Traditional wingers: The casualty in the evolution of football
Back in the day, in the 90s, corded landline phones were a thing of luxury. If a family had them, they would be the glory of the home. Almost often, they would be placed in the hall or the TV room as a means to showcase the sophistication.
After the turn of the millennium, most families owned corded landline phones. With almost everyone having them, the phones lost their aristocracy status—that belonged to the Nokia 3310 now—but they were still the prominent means of communication even at that point of time.
As time passed, technological advances meant that the phones got smart and smarter—and cheaper—and more people started owning them. The portability of the cordless mobile phones made it the de facto mode of communication amongst people.
Corded landline phones were now hiding in silence in some corner of the home, rarely ever used. Indeed, at this point of time, a household may or may not have them, but are more than likely to have more than one mobile phone.
The corded landline phone is the traditional out-and-out winger in football.
The victims of tactical innovations
Back in the 90s and the early 2000s, the likes of Luis Figo, Ryan Giggs, Roberto Donadoni and David Beckham were leading acts in their teams. They were the last of the traditional star wingers, jinxing past their marker and putting in the perfect cross for the forward to score.
However, this breed is a dying one—and the ones that still exist, aren’t really requisite players of the system like the aforementioned players were.
In the old times, the 4-4-2 was the prominent formation in both defence and attack. Even though most teams right now use the same formation to maintain a steady defensive shape, it takes a completely different form whilst in attack.
The Champions League winner for the last two years, Real Madrid, for example, use the conventional 4-4-2 when without possession of the ball and switch to a 4-3-3 or 4-3-1-2 when in possession.
Juventus, the pioneers of the 3-man backline, also use a similar strategy where they momentarily shift to a 4-4-2 in defence before taking the general shape in attack.
The job of a modern winger is much more sophisticated than it was before. Two decades ago, the winger was supposed to support his full-back in defence and then support the striker in attack, mainly with crosses. His job was predominantly supporting, scoring was never really the concern.
However, with changes in the way football is played right now, with forwards that are much more specialised than before, the position that has seen the most evolvement is the winger’s.
The archetype forward of those times was a tall aerially strong folk that could bully defenders within the box, someone like Alan Shearer. So the stratagem laid out for the wingers was simple: run past the opponent and play in the cross.
It’s not that they were always confined to doing this alone as they also played centrally at times, but providing width and crosses were the basic duties of the winger.
The forwards right now are more specialised than the all-round player that Shearer was. With the rise of tactical variances like using goalscorers on the wings and asking them to cut inside while the striker drops to become the trequartista , the traditional winger has become the ultimate casualty.

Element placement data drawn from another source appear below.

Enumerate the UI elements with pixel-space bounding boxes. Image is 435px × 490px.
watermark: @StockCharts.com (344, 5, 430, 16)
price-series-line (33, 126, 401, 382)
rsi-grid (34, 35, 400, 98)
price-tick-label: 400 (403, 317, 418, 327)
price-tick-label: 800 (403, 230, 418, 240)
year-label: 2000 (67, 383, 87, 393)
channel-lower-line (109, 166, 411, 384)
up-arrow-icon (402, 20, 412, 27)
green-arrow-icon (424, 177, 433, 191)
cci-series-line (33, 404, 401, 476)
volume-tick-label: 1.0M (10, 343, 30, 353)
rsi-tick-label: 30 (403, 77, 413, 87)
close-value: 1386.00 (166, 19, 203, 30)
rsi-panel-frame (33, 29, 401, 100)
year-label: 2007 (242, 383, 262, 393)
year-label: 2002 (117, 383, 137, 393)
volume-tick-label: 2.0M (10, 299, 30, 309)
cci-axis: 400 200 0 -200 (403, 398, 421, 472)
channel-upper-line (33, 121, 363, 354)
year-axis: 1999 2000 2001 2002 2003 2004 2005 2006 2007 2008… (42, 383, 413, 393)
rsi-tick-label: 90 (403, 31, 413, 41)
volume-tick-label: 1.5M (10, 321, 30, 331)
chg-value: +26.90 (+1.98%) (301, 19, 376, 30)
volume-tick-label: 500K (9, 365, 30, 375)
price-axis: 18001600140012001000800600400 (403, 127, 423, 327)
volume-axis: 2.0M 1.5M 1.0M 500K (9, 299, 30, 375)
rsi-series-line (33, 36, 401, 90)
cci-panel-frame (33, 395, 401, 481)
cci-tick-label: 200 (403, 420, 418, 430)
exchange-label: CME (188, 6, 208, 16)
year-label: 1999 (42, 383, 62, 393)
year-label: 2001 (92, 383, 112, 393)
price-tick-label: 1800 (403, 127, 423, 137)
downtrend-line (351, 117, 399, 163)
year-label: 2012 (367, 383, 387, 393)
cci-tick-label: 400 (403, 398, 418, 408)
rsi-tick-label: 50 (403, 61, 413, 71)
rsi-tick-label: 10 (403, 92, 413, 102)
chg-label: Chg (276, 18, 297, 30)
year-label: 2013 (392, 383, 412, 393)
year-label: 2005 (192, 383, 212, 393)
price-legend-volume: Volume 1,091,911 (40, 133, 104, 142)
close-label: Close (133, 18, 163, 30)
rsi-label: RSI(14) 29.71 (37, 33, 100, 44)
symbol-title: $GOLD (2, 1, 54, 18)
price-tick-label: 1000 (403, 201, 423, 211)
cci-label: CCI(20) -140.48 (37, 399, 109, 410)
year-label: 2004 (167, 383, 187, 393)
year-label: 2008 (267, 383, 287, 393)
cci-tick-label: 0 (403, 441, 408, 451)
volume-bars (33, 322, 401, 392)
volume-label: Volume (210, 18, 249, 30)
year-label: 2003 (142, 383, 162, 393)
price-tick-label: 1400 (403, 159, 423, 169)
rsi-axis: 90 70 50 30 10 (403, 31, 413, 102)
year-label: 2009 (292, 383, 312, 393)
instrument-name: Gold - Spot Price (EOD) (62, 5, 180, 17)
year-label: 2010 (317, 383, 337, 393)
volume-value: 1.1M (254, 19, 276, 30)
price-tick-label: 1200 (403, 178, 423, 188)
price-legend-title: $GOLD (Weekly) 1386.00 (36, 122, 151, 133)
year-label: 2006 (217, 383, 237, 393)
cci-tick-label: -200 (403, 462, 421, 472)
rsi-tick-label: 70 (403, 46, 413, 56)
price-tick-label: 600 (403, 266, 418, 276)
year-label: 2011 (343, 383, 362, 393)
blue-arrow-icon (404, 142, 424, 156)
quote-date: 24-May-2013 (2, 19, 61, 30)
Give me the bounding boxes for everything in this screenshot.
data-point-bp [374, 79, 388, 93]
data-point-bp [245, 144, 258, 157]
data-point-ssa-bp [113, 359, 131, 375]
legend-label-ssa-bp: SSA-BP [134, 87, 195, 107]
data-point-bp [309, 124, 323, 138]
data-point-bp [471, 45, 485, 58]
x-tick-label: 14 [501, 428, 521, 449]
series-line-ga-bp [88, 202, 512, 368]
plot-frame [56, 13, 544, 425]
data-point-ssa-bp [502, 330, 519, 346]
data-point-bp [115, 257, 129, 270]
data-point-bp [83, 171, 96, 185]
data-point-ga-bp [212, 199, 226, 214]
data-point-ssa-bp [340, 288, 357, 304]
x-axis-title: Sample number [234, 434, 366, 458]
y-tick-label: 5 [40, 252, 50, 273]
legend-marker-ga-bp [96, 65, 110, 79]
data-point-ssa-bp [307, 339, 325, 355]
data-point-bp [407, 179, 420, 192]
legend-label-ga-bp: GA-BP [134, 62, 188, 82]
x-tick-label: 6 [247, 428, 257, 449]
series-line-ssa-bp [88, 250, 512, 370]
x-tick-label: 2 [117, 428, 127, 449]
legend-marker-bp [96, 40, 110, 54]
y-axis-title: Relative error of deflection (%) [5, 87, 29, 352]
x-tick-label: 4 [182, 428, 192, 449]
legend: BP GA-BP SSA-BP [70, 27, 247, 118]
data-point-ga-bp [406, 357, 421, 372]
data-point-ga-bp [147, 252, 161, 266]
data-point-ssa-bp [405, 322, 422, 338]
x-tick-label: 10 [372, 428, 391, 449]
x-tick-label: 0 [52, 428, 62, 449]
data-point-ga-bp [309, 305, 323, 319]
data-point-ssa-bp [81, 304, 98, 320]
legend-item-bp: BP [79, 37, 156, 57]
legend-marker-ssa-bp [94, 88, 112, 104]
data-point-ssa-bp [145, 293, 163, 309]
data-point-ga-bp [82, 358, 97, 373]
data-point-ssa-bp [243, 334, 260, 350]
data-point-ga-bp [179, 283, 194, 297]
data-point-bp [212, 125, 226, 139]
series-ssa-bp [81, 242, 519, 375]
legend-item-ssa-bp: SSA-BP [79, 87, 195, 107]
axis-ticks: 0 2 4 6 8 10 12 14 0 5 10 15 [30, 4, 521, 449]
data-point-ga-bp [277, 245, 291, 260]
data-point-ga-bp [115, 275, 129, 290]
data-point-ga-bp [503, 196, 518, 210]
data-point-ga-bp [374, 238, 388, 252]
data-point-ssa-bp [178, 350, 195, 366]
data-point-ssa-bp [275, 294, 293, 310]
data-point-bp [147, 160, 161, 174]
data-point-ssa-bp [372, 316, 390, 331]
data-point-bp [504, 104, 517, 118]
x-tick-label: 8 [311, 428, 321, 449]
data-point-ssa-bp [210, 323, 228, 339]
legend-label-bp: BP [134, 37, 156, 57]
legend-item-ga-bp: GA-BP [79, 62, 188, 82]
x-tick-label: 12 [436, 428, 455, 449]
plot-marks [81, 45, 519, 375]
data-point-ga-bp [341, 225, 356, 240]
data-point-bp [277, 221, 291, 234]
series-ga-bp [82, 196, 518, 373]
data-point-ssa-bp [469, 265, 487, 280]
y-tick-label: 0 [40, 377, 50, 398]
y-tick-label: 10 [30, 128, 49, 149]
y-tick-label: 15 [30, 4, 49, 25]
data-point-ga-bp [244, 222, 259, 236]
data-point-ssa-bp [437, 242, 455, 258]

During the golden years of Barcelona, the trio of Thierry Henry, Lionel Messi and Samuel Eto’o combined to score over a 100 goals in their treble winning season. All of these players were specialised forwards taking up the front three spots. Had they played for three different teams, they would be the striker in each of them.
And now we have the MSN, Messi-Suarez-Neymar, another trio of players where two are essentially forwards shunted on the wings to maximise the scoring potential. Almost every club uses this strategy right now—and why wouldn’t they? It works.
The job of the winger in the tactical sense is to provide width to the system. Flirting with the touchline is basically the job description of a winger. However, with the rise of the attacking full-back, the job of providing width is no longer mandatory.
Full-backs these days are more wing-backs, they attack as much as they defend. The holding midfielder drops deep to push the centre-halves out and full-backs up above on the pitch. They are the width-providers, so using traditional wingers while having attacking full-backs is sort of redundant.
Hence, wingers are expected to be more involved centrally.
Football systems in the olden days were very basic. Defenders, including the full-backs, were only meant to defend. The central midfielders were expected to guard the defence while setting the tempo. The wingers were instructed to provide width and support both attack and defence while the forwards would score.
Now, with tactical innovations changing the way the game is played, the classic traditional winger no longer fits the bill. The rise of Gareth Bale gave birth to a hope that maybe, just maybe, the traditional winger will resurge in a much more stronger way, but his move to Real Madrid and subsequent change of positions killed those hopes.
There are a few players that play in the traditional wide midfielder, the likes of, say, Lucas Vazquez. But, as is the case with Vazquez, they are more of a super-sub to mix things up in the park than indispensable cogs in the system.
And that’s what they shall be for a considerable amount of time: the bit-part player.